2

I need to embed binary data into XML files, so I've chosen to use base85 encoding for this.

I have a large bytearray that's filled with the output of calls to struct.pack() via bytearray.extend(struct.pack(varying_data)). It then gets compressed with zlib and encoded with base64.b85encode().

This worked all the time, but on a single input file, there is the following strange error:

ValueError: base85 overflow in hunk starting at byte 582200`

I then modified base64.py to print out which value the current chunk has and which bytes it consists of. The input chunk is b'||a|3' and its value is 4.331.076.573, which is bigger than 256^4 = 4.294.967.296 and thus can't be represented by four bytes (that's where the error comes from).

But the thing I don't understand is: how can this happen?

This is the important part of the code:

elif isinstance(self.content, (bytes, bytearray)):
    base85 = zlib.compress(self.content, 9)

    # pad=False doesn't make a difference here
    base85 = base64.b85encode(base85, pad=True).decode()

    base85 = escape_xml(base85)

    file.write(base85)
def escape_xml(text):

    text = text.replace("&", "&")
    text = text.replace("<", "&lt;")
    text = text.replace(">", "&gt;")
    text = text.replace("\"", "&quot;")
    text = text.replace("'", "&apos;")

    return text

And the code for decoding:

def decode_binary_data(data):
    data = unescape_xml(data)

    # Remove newline for mixed content support (does not apply in this case)
    data = data.split("\n", 1)[0]

    # Error!
    data = base64.b85decode(data)

    return zlib.decompress(data)

def unescape_xml(text):
    text = text.replace("&quot;", "\"")
    text = text.replace("&apos;", "'")
    text = text.replace("&lt;", "<")
    text = text.replace("&gt;", ">")
    text = text.replace("&amp;", "&")

    return text

Base85 can theoretically work with 85^5 = 4.437.053.125 possible combinations, but as it gets input from bytes I'm wondering how this is even possible. Does this come from the compression? That shouldn't be the problem as encoding and decoding should be symmetrical. If it is the problem, how to compress the data anyway?

Choosing Ascii85 instead (a84encode()) works, but I think that this doesn't really solve the problem, maybe it fails in other cases?

Thank you for your help!

timodriaan
  • 55
  • 3
  • 8

2 Answers2

1

I found the problem! Neither the base85 algorithm nor the compression is the issue here. It is the XML.

For exporting/writing the XML with the included base85 string, I wrote my own class and functions to export XML so that it looks pretty (xml.etree.ElementTree writes everything into one line and for this project I can't use external packages from pip). This is why the base85 string has to get escaped manually.

But for reading the XML files, I use xml.etree.ElementTree. I didn't know that the most XML libraries (un)escape strings automatically (which makes sense).

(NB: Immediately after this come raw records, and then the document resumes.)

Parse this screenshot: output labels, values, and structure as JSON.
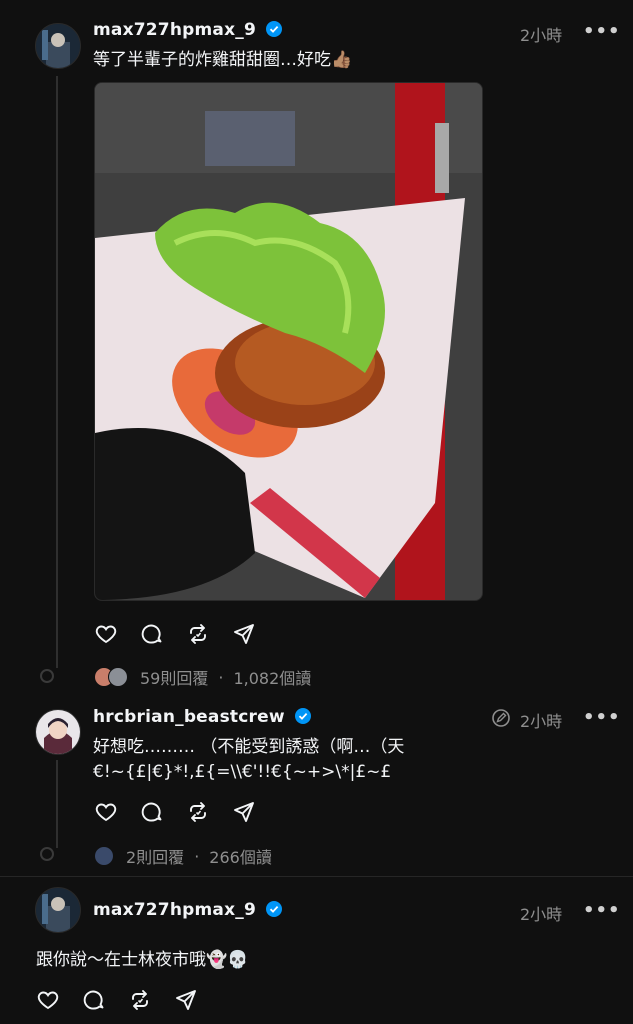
{
  "post": {
    "username": "max727hpmax_9",
    "time": "2小時",
    "more": "•••",
    "text": "等了半輩子的炸雞甜甜圈…好吃👍🏽",
    "replies": "59則回覆",
    "separator": "·",
    "views": "1,082個讀"
  },
  "reply": {
    "username": "hrcbrian_beastcrew",
    "time": "2小時",
    "more": "•••",
    "text_line1": "好想吃……… （不能受到誘惑（啊…（天",
    "text_line2": "€!~{£|€}*!,£{=\\\\€'!!€{~+>\\*|£~£",
    "replies": "2則回覆",
    "separator": "·",
    "views": "266個讀"
  },
  "post2": {
    "username": "max727hpmax_9",
    "time": "2小時",
    "more": "•••",
    "text": "跟你說～在士林夜市哦👻💀"
  },
  "colors": {
    "background": "#101010",
    "text": "#f3f5f7",
    "muted": "#8f8f8f",
    "verified": "#0095f6",
    "thread_line": "#2f2f2f"
  }
}
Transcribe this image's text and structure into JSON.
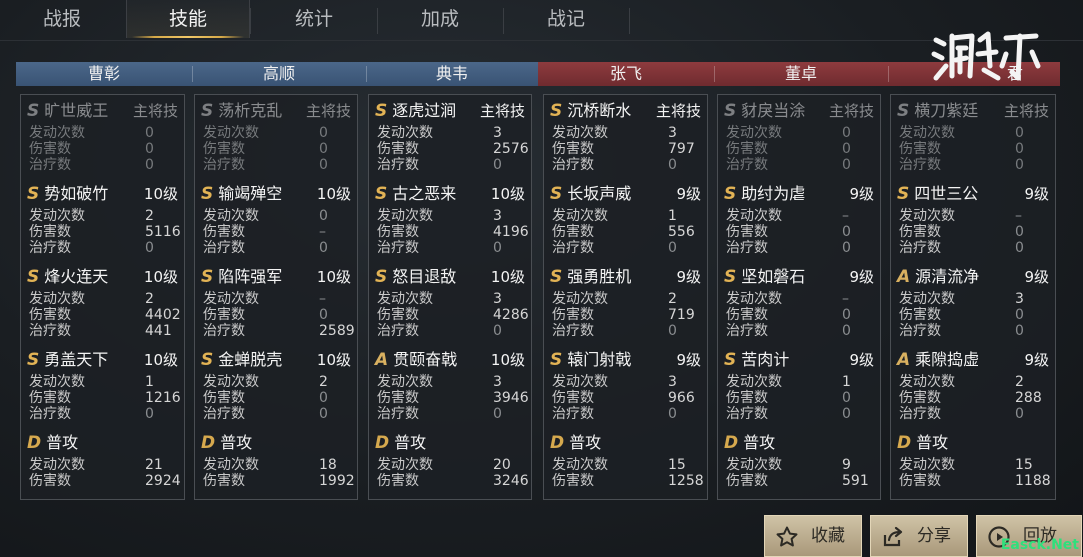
{
  "tabs": [
    {
      "label": "战报"
    },
    {
      "label": "技能"
    },
    {
      "label": "统计"
    },
    {
      "label": "加成"
    },
    {
      "label": "战记"
    }
  ],
  "stat_labels": {
    "uses": "发动次数",
    "damage": "伤害数",
    "heal": "治疗数"
  },
  "generals": [
    {
      "name": "曹彰",
      "side": "blue",
      "skills": [
        {
          "grade": "S",
          "name": "旷世威王",
          "level": "主将技",
          "uses": "0",
          "damage": "0",
          "heal": "0",
          "dim": true
        },
        {
          "grade": "S",
          "name": "势如破竹",
          "level": "10级",
          "uses": "2",
          "damage": "5116",
          "heal": "0"
        },
        {
          "grade": "S",
          "name": "烽火连天",
          "level": "10级",
          "uses": "2",
          "damage": "4402",
          "heal": "441"
        },
        {
          "grade": "S",
          "name": "勇盖天下",
          "level": "10级",
          "uses": "1",
          "damage": "1216",
          "heal": "0"
        },
        {
          "grade": "D",
          "name": "普攻",
          "level": "",
          "uses": "21",
          "damage": "2924"
        }
      ]
    },
    {
      "name": "高顺",
      "side": "blue",
      "skills": [
        {
          "grade": "S",
          "name": "荡析克乱",
          "level": "主将技",
          "uses": "0",
          "damage": "0",
          "heal": "0",
          "dim": true
        },
        {
          "grade": "S",
          "name": "输竭殚空",
          "level": "10级",
          "uses": "0",
          "damage": "–",
          "heal": "0"
        },
        {
          "grade": "S",
          "name": "陷阵强军",
          "level": "10级",
          "uses": "–",
          "damage": "0",
          "heal": "2589"
        },
        {
          "grade": "S",
          "name": "金蝉脱壳",
          "level": "10级",
          "uses": "2",
          "damage": "0",
          "heal": "0"
        },
        {
          "grade": "D",
          "name": "普攻",
          "level": "",
          "uses": "18",
          "damage": "1992"
        }
      ]
    },
    {
      "name": "典韦",
      "side": "blue",
      "skills": [
        {
          "grade": "S",
          "name": "逐虎过涧",
          "level": "主将技",
          "uses": "3",
          "damage": "2576",
          "heal": "0"
        },
        {
          "grade": "S",
          "name": "古之恶来",
          "level": "10级",
          "uses": "3",
          "damage": "4196",
          "heal": "0"
        },
        {
          "grade": "S",
          "name": "怒目退敌",
          "level": "10级",
          "uses": "3",
          "damage": "4286",
          "heal": "0"
        },
        {
          "grade": "A",
          "name": "贯颐奋戟",
          "level": "10级",
          "uses": "3",
          "damage": "3946",
          "heal": "0"
        },
        {
          "grade": "D",
          "name": "普攻",
          "level": "",
          "uses": "20",
          "damage": "3246"
        }
      ]
    },
    {
      "name": "张飞",
      "side": "red",
      "skills": [
        {
          "grade": "S",
          "name": "沉桥断水",
          "level": "主将技",
          "uses": "3",
          "damage": "797",
          "heal": "0"
        },
        {
          "grade": "S",
          "name": "长坂声威",
          "level": "9级",
          "uses": "1",
          "damage": "556",
          "heal": "0"
        },
        {
          "grade": "S",
          "name": "强勇胜机",
          "level": "9级",
          "uses": "2",
          "damage": "719",
          "heal": "0"
        },
        {
          "grade": "S",
          "name": "辕门射戟",
          "level": "9级",
          "uses": "3",
          "damage": "966",
          "heal": "0"
        },
        {
          "grade": "D",
          "name": "普攻",
          "level": "",
          "uses": "15",
          "damage": "1258"
        }
      ]
    },
    {
      "name": "董卓",
      "side": "red",
      "skills": [
        {
          "grade": "S",
          "name": "豺戾当涂",
          "level": "主将技",
          "uses": "0",
          "damage": "0",
          "heal": "0",
          "dim": true
        },
        {
          "grade": "S",
          "name": "助纣为虐",
          "level": "9级",
          "uses": "–",
          "damage": "0",
          "heal": "0"
        },
        {
          "grade": "S",
          "name": "坚如磐石",
          "level": "9级",
          "uses": "–",
          "damage": "0",
          "heal": "0"
        },
        {
          "grade": "S",
          "name": "苦肉计",
          "level": "9级",
          "uses": "1",
          "damage": "0",
          "heal": "0"
        },
        {
          "grade": "D",
          "name": "普攻",
          "level": "",
          "uses": "9",
          "damage": "591"
        }
      ]
    },
    {
      "name": "君",
      "side": "red",
      "skills": [
        {
          "grade": "S",
          "name": "横刀紫廷",
          "level": "主将技",
          "uses": "0",
          "damage": "0",
          "heal": "0",
          "dim": true
        },
        {
          "grade": "S",
          "name": "四世三公",
          "level": "9级",
          "uses": "–",
          "damage": "0",
          "heal": "0"
        },
        {
          "grade": "A",
          "name": "源清流净",
          "level": "9级",
          "uses": "3",
          "damage": "0",
          "heal": "0"
        },
        {
          "grade": "A",
          "name": "乘隙捣虚",
          "level": "9级",
          "uses": "2",
          "damage": "288",
          "heal": "0"
        },
        {
          "grade": "D",
          "name": "普攻",
          "level": "",
          "uses": "15",
          "damage": "1188"
        }
      ]
    }
  ],
  "buttons": {
    "favorite": "收藏",
    "share": "分享",
    "replay": "回放"
  },
  "watermark": "Easck.Net",
  "colors": {
    "blue_header": "#4b6789",
    "red_header": "#8e3b3e",
    "gold": "#e2b355",
    "button": "#cfc3a6"
  }
}
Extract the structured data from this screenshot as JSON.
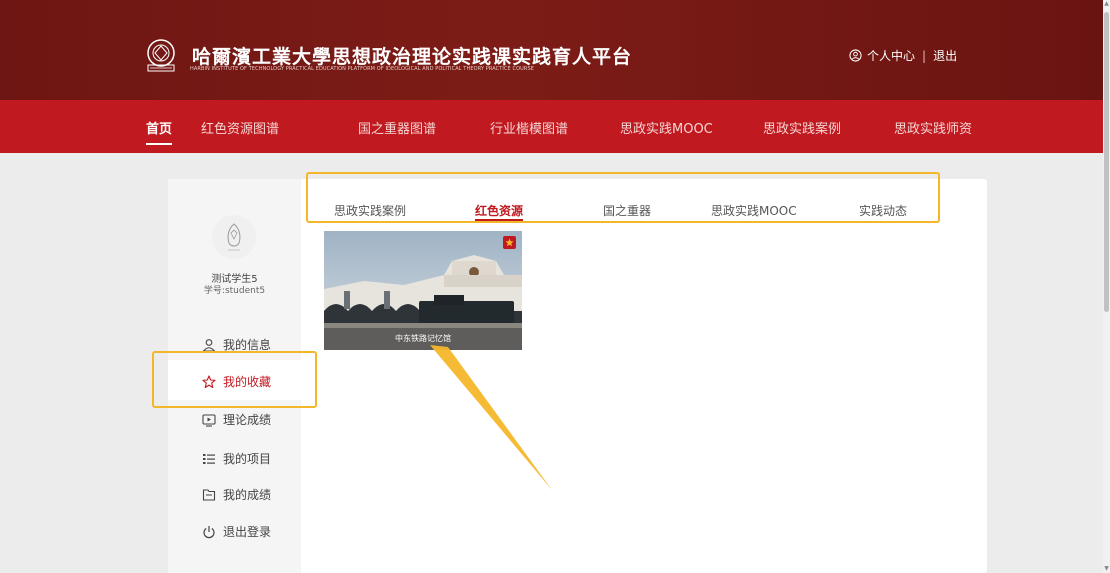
{
  "header": {
    "title": "哈爾濱工業大學思想政治理论实践课实践育人平台",
    "subtitle": "HARBIN INSTITUTE OF TECHNOLOGY PRACTICAL EDUCATION PLATFORM OF IDEOLOGICAL AND POLITICAL THEORY PRACTICE COURSE",
    "user_center": "个人中心",
    "separator": "|",
    "logout": "退出"
  },
  "nav": {
    "items": [
      {
        "label": "首页",
        "active": true
      },
      {
        "label": "红色资源图谱"
      },
      {
        "label": "国之重器图谱"
      },
      {
        "label": "行业楷模图谱"
      },
      {
        "label": "思政实践MOOC"
      },
      {
        "label": "思政实践案例"
      },
      {
        "label": "思政实践师资"
      }
    ]
  },
  "profile": {
    "name": "测试学生5",
    "student_id": "学号:student5"
  },
  "sidebar": {
    "items": [
      {
        "label": "我的信息",
        "icon": "user-icon"
      },
      {
        "label": "我的收藏",
        "icon": "star-icon",
        "active": true
      },
      {
        "label": "理论成绩",
        "icon": "play-box-icon"
      },
      {
        "label": "我的项目",
        "icon": "list-icon"
      },
      {
        "label": "我的成绩",
        "icon": "file-icon"
      },
      {
        "label": "退出登录",
        "icon": "power-icon"
      }
    ]
  },
  "tabs": [
    {
      "label": "思政实践案例"
    },
    {
      "label": "红色资源",
      "active": true
    },
    {
      "label": "国之重器"
    },
    {
      "label": "思政实践MOOC"
    },
    {
      "label": "实践动态"
    }
  ],
  "cards": [
    {
      "caption": "中东铁路记忆馆",
      "favorited": true
    }
  ],
  "colors": {
    "header_bg": "#6e1613",
    "nav_bg": "#c01920",
    "accent": "#c01920",
    "highlight": "#f5b72a"
  }
}
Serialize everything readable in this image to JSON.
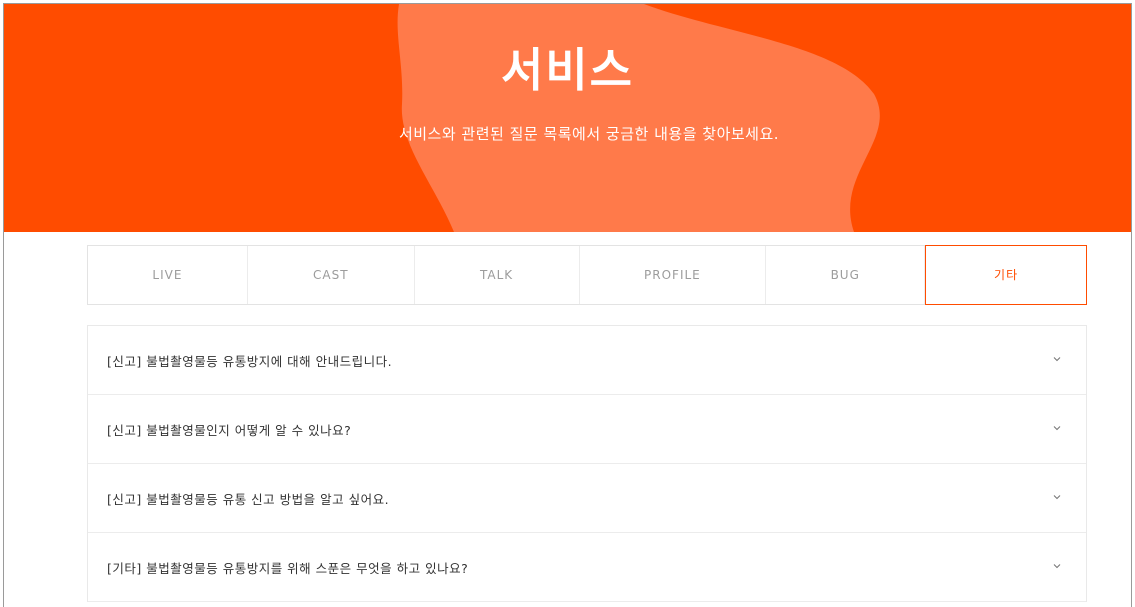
{
  "hero": {
    "title": "서비스",
    "subtitle": "서비스와 관련된 질문 목록에서 궁금한 내용을 찾아보세요."
  },
  "tabs": [
    {
      "label": "LIVE",
      "active": false
    },
    {
      "label": "CAST",
      "active": false
    },
    {
      "label": "TALK",
      "active": false
    },
    {
      "label": "PROFILE",
      "active": false
    },
    {
      "label": "BUG",
      "active": false
    },
    {
      "label": "기타",
      "active": true
    }
  ],
  "faq": [
    {
      "question": "[신고] 불법촬영물등 유통방지에 대해 안내드립니다.",
      "icon": "chevron-down-icon"
    },
    {
      "question": "[신고] 불법촬영물인지 어떻게 알 수 있나요?",
      "icon": "chevron-down-icon"
    },
    {
      "question": "[신고] 불법촬영물등 유통 신고 방법을 알고 싶어요.",
      "icon": "chevron-down-icon"
    },
    {
      "question": "[기타] 불법촬영물등 유통방지를 위해 스푼은 무엇을 하고 있나요?",
      "icon": "chevron-down-icon"
    }
  ],
  "colors": {
    "accent": "#ff4c00",
    "hero_blob": "#ff7a4a",
    "text": "#333333",
    "tab_text": "#9c9c9c"
  }
}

So, the problem was the manual unescaping, which ElementTree does automatically. As a result, the base85 string got unescaped twice. And as the base85 alphabet contains every letter that's included in the XML escape strings ($amp;, $lt; etc.), and with over 500.000 characters in that base85 string, it is likely that there is a combination of characters in the output string that forms a valid XML escape string.

And this was the issue. &lt; was contained in the unescaped base85 string and got unescaped again, resulting in an offset of all following bytes that led to this error.

timodriaan
  • 55
  • 3
  • 8
1

I work with LabView, Python and javascript a lot, and had to create my own Base85 encode and decode routines for LabView, which only has MD5 checksum. For encryption or good obfuscation you have to roll your own. Maybe future versions of LabView will have Base85 in a library.

The point I am making is that I now have all 3 flavors of base85. Ascii85, Base85 and Z85. Each one has a unique char set it uses when converting from base10 to base85. Each version can be tripped up (corrupted output) by such things as control characters, too many space characters in a row, symbol-heavy stuff like HTML and XML, characters over 126 (Tilde).

To safely encode large text files, especially multi-line and symbol-heavy stuff I just have the code sense all of these potential problems and convert to hexadecimal first. Yes it doubles the character count, but the base10 to base85 engine will not crash. Even for large plain-text files Z85 would crash after a 1000 characters or so, and the problem was the Z85 char map, which has the symbols out of decimal order, so on long strings an overflow would occur. For my own purposes I changed the Z85 char map so the symbols are in decimal order, and now Z85 no longer crashes on large files.

Ascii85, Base85 and Z85 are subject to crashing due to the same issues mentioned above, whether written in python, javascript or LabView. Often it is multiple consecutive symbols/spaces that cause a math overflow, so the output is corrupted and cannot be decoded.

NOTE: It is very important to pad your strings to be divisible by 4, and when decoding pad your hash string with 'u' or a tilde sign so the hash is divisible by 5.